How to Tell If Your Workout Is *Really* Working or If You Should Switch It Up

Working out is kind of like dating: You want to be in a place with your fitness routine (and relationship) that makes you feel steady but not too comfortable. Just like you want your SO to surprise you, challenge you, and keep you on your toes (AKA ditch the sweatpants every now and then)–same goes for your workouts.

Designing a fitness routine that you like and that gets you closer to your fitness goals takes time and patience. Fitness pros like Kevin Mejia, trainer at the celeb-favorite Dogpound Gym in New York City, usually have a standard recommendation for the kinds of workouts they advise clients to do each week (for Mejia, it's 2 to 3 strength and conditioning workouts, 2 core and cardio days, and 1 active recovery day). While this structure may vary from trainer to trainer (and it also depends on your specific fitness level and goals), most pros agree that coasting through the same workout over and over is a bad idea.

But how do you know when things are getting too comfortable and when it's time to shake things up in your routine? Sure, it's not difficult to spot early signs that your fitness routine is working (hello, sore muscles). But what happens when you do the same barre, yoga, or bootcamp class week after week? I set out to find out if workouts become less effective when you get better at them. Here, how to find out if your workouts are getting you the most bang for your buck.

How to tell if your fitness routine is working

It seems simple, but the most obvious sign is soreness. But don't take that idea and run with it just's a lot more complicated than soreness alone. "I don't think that feeling soreness is a determining factor in gauging the quality of your workout. The best way to tell if your workout is working is by paying attention to how you feel," says Lauren Kleban, fitness trainer and founder of LEKFit"Feeling more energized throughout the day, increased endurance and even the ability to lift things easier than before working out, are all excellent ways to know that your workout is really working," says Kleban.

Naturally, if you're new to working out, you might be sorer than, say, someone who's been at it for years, but even then it's not the only way to know. "Usually those who are starting their fitness journeys will experience a lot of soreness," says Mejia.  "A lot people think if they're not sore at all the next day after working out, then they didn’t have a successful day in the gym. But this isn't true," Mejia says. Which is why it's good to use a few other tools to help gauge where you're at, like say, setting specific fitness goals. 

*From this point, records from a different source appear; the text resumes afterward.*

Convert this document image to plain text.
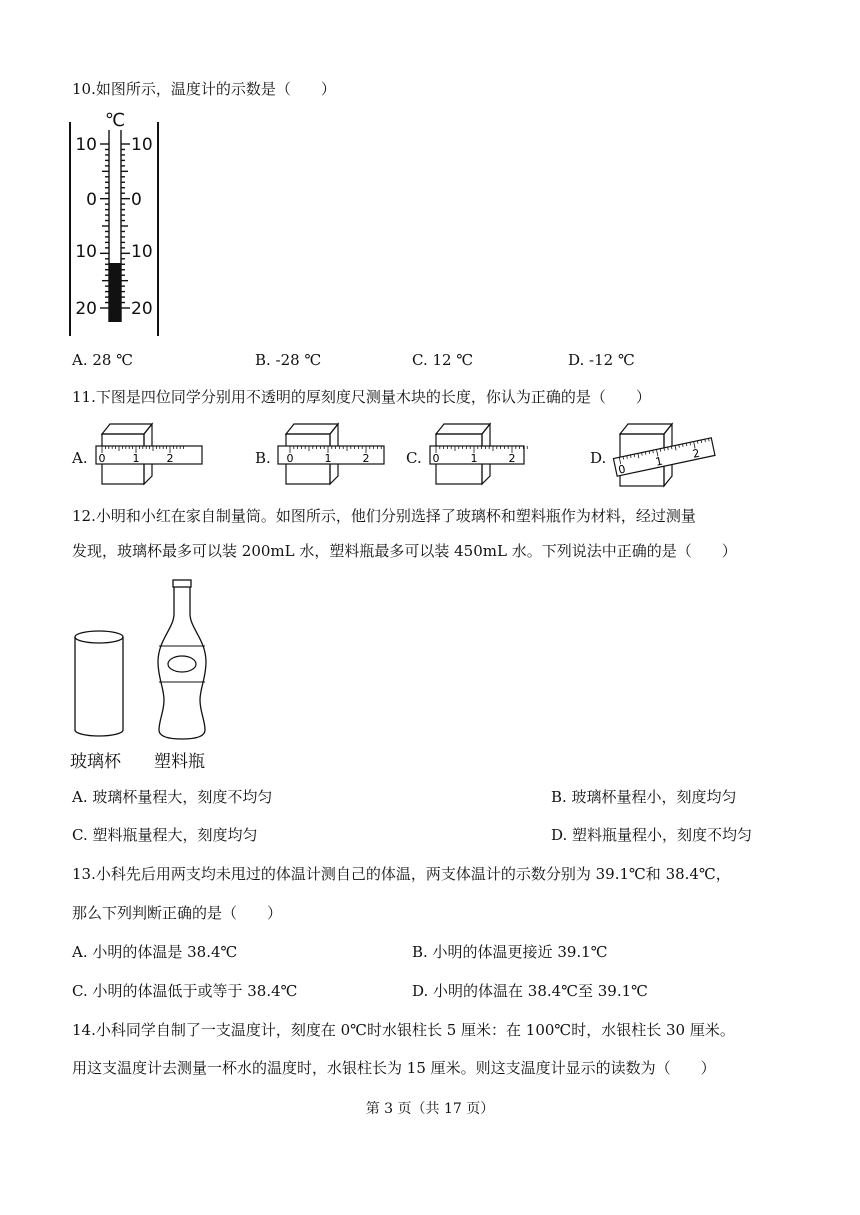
10.如图所示，温度计的示数是（　　）
℃
10
0
10
20
10
0
10
20
A. 28 ℃	B. -28 ℃	C. 12 ℃	D. -12 ℃
11.下图是四位同学分别用不透明的厚刻度尺测量木块的长度，你认为正确的是（　　）
A. 0 1 2	B. 0	1	2 C. 0	1	2	D.
0
1
2
12.小明和小红在家自制量筒。如图所示，他们分别选择了玻璃杯和塑料瓶作为材料，经过测量
发现，玻璃杯最多可以装 200mL 水，塑料瓶最多可以装 450mL 水。下列说法中正确的是（　　）
玻璃杯 塑料瓶
A. 玻璃杯量程大，刻度不均匀	B. 玻璃杯量程小，刻度均匀
C. 塑料瓶量程大，刻度均匀	D. 塑料瓶量程小，刻度不均匀
13.小科先后用两支均未甩过的体温计测自己的体温，两支体温计的示数分别为 39.1℃和 38.4℃，
那么下列判断正确的是（　　）
A. 小明的体温是 38.4℃	B. 小明的体温更接近 39.1℃
C. 小明的体温低于或等于 38.4℃	D. 小明的体温在 38.4℃至 39.1℃
14.小科同学自制了一支温度计，刻度在 0℃时水银柱长 5 厘米：在 100℃时，水银柱长 30 厘米。
用这支温度计去测量一杯水的温度时，水银柱长为 15 厘米。则这支温度计显示的读数为（　　）
第 3 页（共 17 页）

"Goals are so important when creating your fitness routine or program. For example, if you max out a bench press on week 1 of your workout routine at 100 pounds, and then on week 3 you can get more than one rep at the same weight, it means you’re getting stronger. Things should feel hard or tough to do and as you advance those same things should be easier and easier," explains Mejia.  

When it's time to change up your workouts

Whenever your workouts start to feel easy or boring, it might be a good idea to consider integrating different workouts into your schedule. "You should mix things up as often as possible, even if you continue with the same method or concept, you should make sure that your mind and body are constantly and actively engaged in what you are doing," says Kleban. "This means, switching up weights, moves, and music."

One simple way to level up your workout is by constantly increasing the weight you use during workouts. Maybe you always grab the 5-pound weights at class because you know you can lift them, but as you grow in your abilities, you should be able to lift more and more. Worst case scenario you can only do one rep and then next time, you'll try to do two. "It is crucial that you are constantly increasing the amount of weight you are using in order to prevent any workout plateaus and of course, your ability to use these heavier weights is an obvious indication that your workouts are working," says Kleban.

"If you notice the workout you did last week isn’t strenuous on your body, you're adapting to what you're doing," explains Meija. "This is the cue to when you should start switching things up."

Changing things up every week is a good idea, since, according to him, you should be trying to confuse your body. "The human body is incredible and it quickly adapts to stress on it. Trying to confuse your body as much as you can will help you find success in your fitness journey. If you do spinning 3 times a week try switching one of those classes with boxing," advises Mejia.

If you're looking for advice or more ideas, it never hurts to have a chat with a trainer or instructor at your favorite class. Ask them what other types of workouts they recommend that complement what you're currently doing. After all, keeping your body guessing and getting out of your comfort zone every now and then is a good thing.